What is a Keepwell Agreement?

A keepwell agreement is a legal agreement between a parent company and a subsidiary to ensure solvency and financial stability for the duration of the agreement.

How Does a Keepwell Agreement Work?

For example, let's assume that Company XYZ is a subsidiary of Company ABC. Company XYZ has had a tough year making widgets but wants to expand into the Chinese markets and needs cash to build a factory. It wants to borrow the money from a bank but is a significant lending risk and can't get a loan for less than 15% interest. At that rate, the loan payments would significantly threaten Company XYZ's viability.
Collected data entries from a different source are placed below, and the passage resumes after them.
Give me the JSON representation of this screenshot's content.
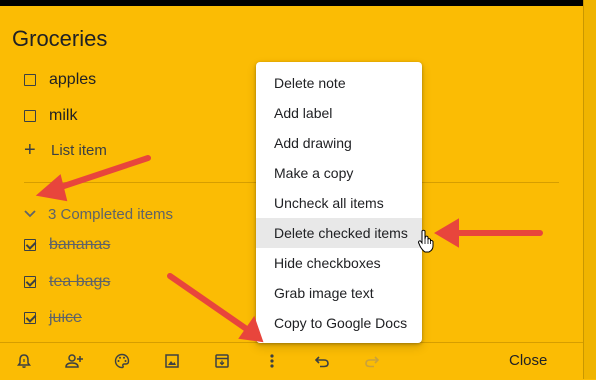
{
  "note": {
    "title": "Groceries",
    "items": [
      {
        "text": "apples",
        "checked": false
      },
      {
        "text": "milk",
        "checked": false
      }
    ],
    "list_item_placeholder": "List item",
    "completed_label": "3 Completed items",
    "completed": [
      {
        "text": "bananas",
        "checked": true
      },
      {
        "text": "tea bags",
        "checked": true
      },
      {
        "text": "juice",
        "checked": true
      }
    ]
  },
  "menu": {
    "items": [
      "Delete note",
      "Add label",
      "Add drawing",
      "Make a copy",
      "Uncheck all items",
      "Delete checked items",
      "Hide checkboxes",
      "Grab image text",
      "Copy to Google Docs"
    ],
    "hovered_index": 5
  },
  "toolbar": {
    "icons": [
      "remind-me-icon",
      "collaborator-icon",
      "palette-icon",
      "image-icon",
      "archive-icon",
      "more-icon",
      "undo-icon",
      "redo-icon"
    ],
    "close_label": "Close"
  },
  "colors": {
    "note_bg": "#fbbc04",
    "arrow": "#e8453c"
  }
}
To compensate for this, Company ABC and Company XYZ sign a 10-year keepwell agreement. In the agreement, Company ABC agrees to keep Company XYZ solvent and financially stable for the next 10 years. This is a relief to the bank, which now knows that if Company XYZ stumbles in the China endeavor, Company ABC will step in and make sure the loan payments are made.

Why Does a Keepwell Agreement Matter?

Keepwell agreements benefit bondholders because they essentially guarantee that a parent company will bail out a subsidiary if the subsidiary gets into financial trouble. This makes the subsidiary more creditworthy and thus able to issue debt or borrow money more easily.